Teilweise Kritik an Polizei bei Castortransport

Nachricht 13. November 2006

Gorleben (epd). Seelsorger, Sanitäter und Rechtsanwälte haben Behinderungen ihrer Arbeit durch die Polizei beim Castortransport kritisiert. Er sei von Polizeibeamten "herumgeschubst" worden, sagte der evangelische Pastor Eckhard Kruse am Montag dem epd. Der Uelzener Propst Wolf von Nordheim hat an anderer Stelle mit seinem Team keine Behinderungen erlebt. Insgesamt waren rund 35 evangelische Seelsorgerinnen und Seelsorger am Wochenende als kirchliche Konfliktschlichter unterwegs, bis der Castortransport am Montagmorgen das Zwischenlager in Gorleben erreichte.

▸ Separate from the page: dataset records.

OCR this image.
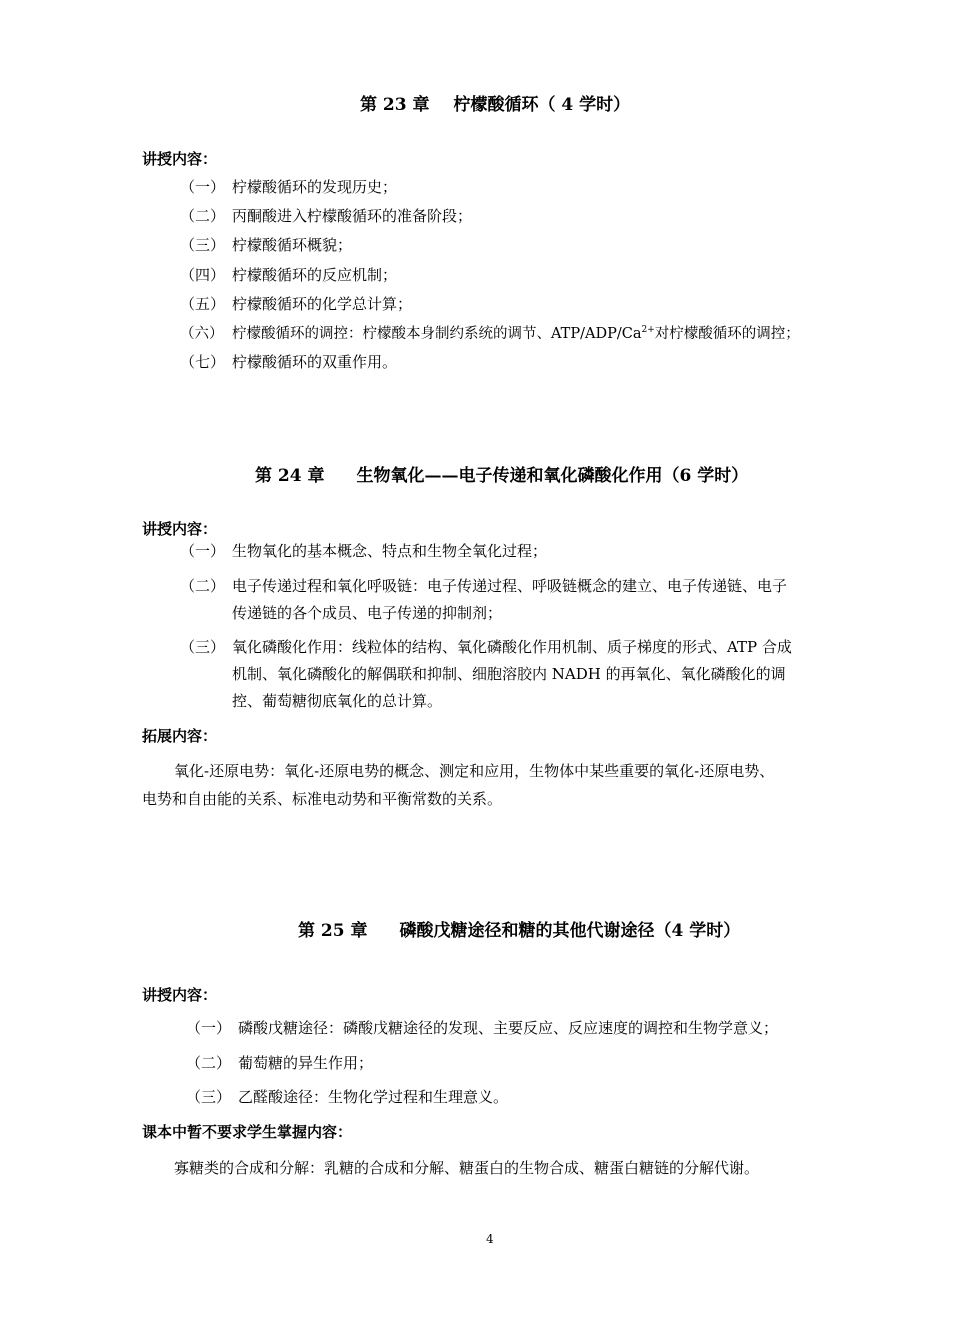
第 23 章 柠檬酸循环（ 4 学时）
讲授内容：
（一） 柠檬酸循环的发现历史；
（二） 丙酮酸进入柠檬酸循环的准备阶段；
（三） 柠檬酸循环概貌；
（四） 柠檬酸循环的反应机制；
（五） 柠檬酸循环的化学总计算；
（六） 柠檬酸循环的调控：柠檬酸本身制约系统的调节、ATP/$ADP/Ca^{2+}$对柠檬酸循环的调控；
（七） 柠檬酸循环的双重作用。
第 24 章 生物氧化——电子传递和氧化磷酸化作用（6 学时）
讲授内容：
（一） 生物氧化的基本概念、特点和生物全氧化过程；
（二） 电子传递过程和氧化呼吸链：电子传递过程、呼吸链概念的建立、电子传递链、电子
传递链的各个成员、电子传递的抑制剂；
（三） 氧化磷酸化作用：线粒体的结构、氧化磷酸化作用机制、质子梯度的形式、ATP 合成
机制、氧化磷酸化的解偶联和抑制、细胞溶胶内 NADH 的再氧化、氧化磷酸化的调
控、葡萄糖彻底氧化的总计算。
拓展内容：
氧化-还原电势：氧化-还原电势的概念、测定和应用，生物体中某些重要的氧化-还原电势、
电势和自由能的关系、标准电动势和平衡常数的关系。
第 25 章 磷酸戊糖途径和糖的其他代谢途径（4 学时）
讲授内容：
（一） 磷酸戊糖途径：磷酸戊糖途径的发现、主要反应、反应速度的调控和生物学意义；
（二） 葡萄糖的异生作用；
（三） 乙醛酸途径：生物化学过程和生理意义。
课本中暂不要求学生掌握内容：
寡糖类的合成和分解：乳糖的合成和分解、糖蛋白的生物合成、糖蛋白糖链的分解代谢。
4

Von Nordheim berichtete von seinem Einsatz in der Nacht zum Montag: "Wir hatten keine Schwierigkeiten der Akzeptanz unseres Einsatzes durch die Polizei." Er bewertete den Einsatz der Seelsorger, die bei Konflikten zwischen Demonstranten und Polizei vermitteln wollten, insgesamt positiv: "Allein die Tatsache, dass wir dazwischen stehen, wird sicher dazu führen, dass manches unterbleibt."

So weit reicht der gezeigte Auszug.